Or 2018-2019+. It took almost four years for TB 2 to incorporate DP 1.2. And even that hasn't yet made it to the Mini (or the iMac for that matter). TB 3 is not planned to incorporate DP 1.3 when it rolls out with Skylake in 2015 (or 2016 if Broadwell is any indication), so you're probably looking to at least TB 4 for DP 1.3 to arrive on the scene. By the time that makes its nMP/MBP debut and trickles down to the Mini we'll probably be celebrating the new decade.

This highlights one of the main problems with tethering the video output standard to another, non-directly-related standard. Combining video and data into one port is great for a one-cable connection to your Apple monitor, but crappy for pretty much everything else.
 
Sadly real 4k/5k support would need dp1.3 or hdmi2.0. Mini will not be the first mac to get these, rather the last one. So let's see in 2016-2017...

To be precise, nMP has workstation cpu, so there no headless mac with desktop class cpu.

Since Apple hates headless macs, what if they have thought mini in a new way: a gradle for ipad. When you stick your ipad to it, it changes to mini's screen. How about that?

Maxwell 2.0 cards are supporting HDMI 2.0 and DP 1.3. GM107(GTX750Ti/860M) and GM204(GTX970/980) already are supported by Yosemite.

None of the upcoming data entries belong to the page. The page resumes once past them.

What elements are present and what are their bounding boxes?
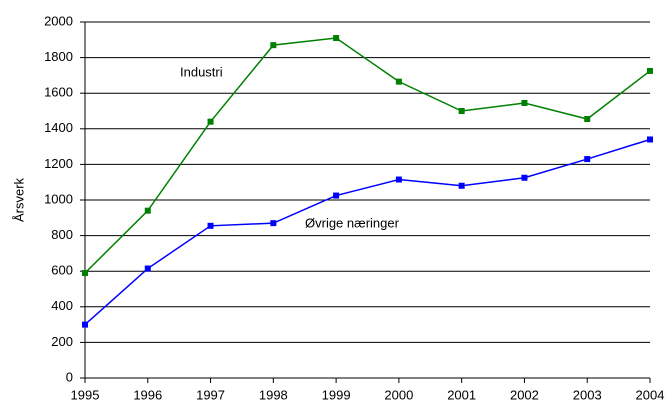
point <box>584 116 591 123</box>
point <box>270 42 277 49</box>
point <box>395 78 402 85</box>
y-tick-label: 800 <box>51 227 73 242</box>
point <box>521 174 528 181</box>
y-axis-label: Årsverk <box>11 177 26 222</box>
point <box>144 207 151 214</box>
point <box>333 35 340 42</box>
x-tick-label: 2000 <box>384 387 413 402</box>
point <box>144 265 151 272</box>
x-tick-label: 1996 <box>133 387 162 402</box>
point <box>458 108 465 114</box>
x-tick-label: 2001 <box>447 387 476 402</box>
y-tick-label: 400 <box>51 298 73 313</box>
series-label: Øvrige næringer <box>305 215 400 230</box>
y-tick-label: 1800 <box>44 49 73 64</box>
x-tick-label: 1999 <box>322 387 351 402</box>
y-tick-label: 1000 <box>44 191 73 206</box>
y-tick-label: 1200 <box>44 156 73 171</box>
point <box>82 321 88 328</box>
y-tick-label: 1600 <box>44 85 73 100</box>
x-tick-label: 2004 <box>636 387 665 402</box>
line <box>84 37 651 274</box>
x-tick-label: 1997 <box>196 387 225 402</box>
point <box>521 99 528 106</box>
y-tick-label: 600 <box>51 263 73 278</box>
point <box>207 118 214 125</box>
point <box>458 182 465 189</box>
point <box>82 269 88 276</box>
point <box>395 176 402 183</box>
point <box>207 222 214 229</box>
y-tick-label: 1400 <box>44 120 73 135</box>
point <box>647 136 653 143</box>
line <box>84 138 651 326</box>
y-tick-label: 2000 <box>44 13 73 28</box>
point <box>270 220 277 227</box>
x-tick-label: 2002 <box>510 387 539 402</box>
y-tick-label: 0 <box>66 369 73 384</box>
point <box>333 192 340 199</box>
point <box>584 156 591 163</box>
x-tick-label: 2003 <box>573 387 602 402</box>
y-tick-label: 200 <box>51 334 73 349</box>
series-label: Industri <box>180 64 223 79</box>
x-tick-label: 1998 <box>259 387 288 402</box>
point <box>647 67 653 74</box>
x-tick-label: 1995 <box>71 387 100 402</box>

Someone said that Mini will get the A8X as a chip. No, because it will no longer be a Mac Mini, only the AppleTV. I agree, that new AppleTV will be an iBeacon with Home Automation, SSD for running games as a console, and built in Wi-Fi router. But I am sure it will not be Mac Mini, but AppleTV. That type of computers Intel calls NUC, and for them they designed 4.5W CPU's. From Apple's side its pointless to use in AppleTV that kind of CPU's if they have A8 that draws less power and gives quite similar performance.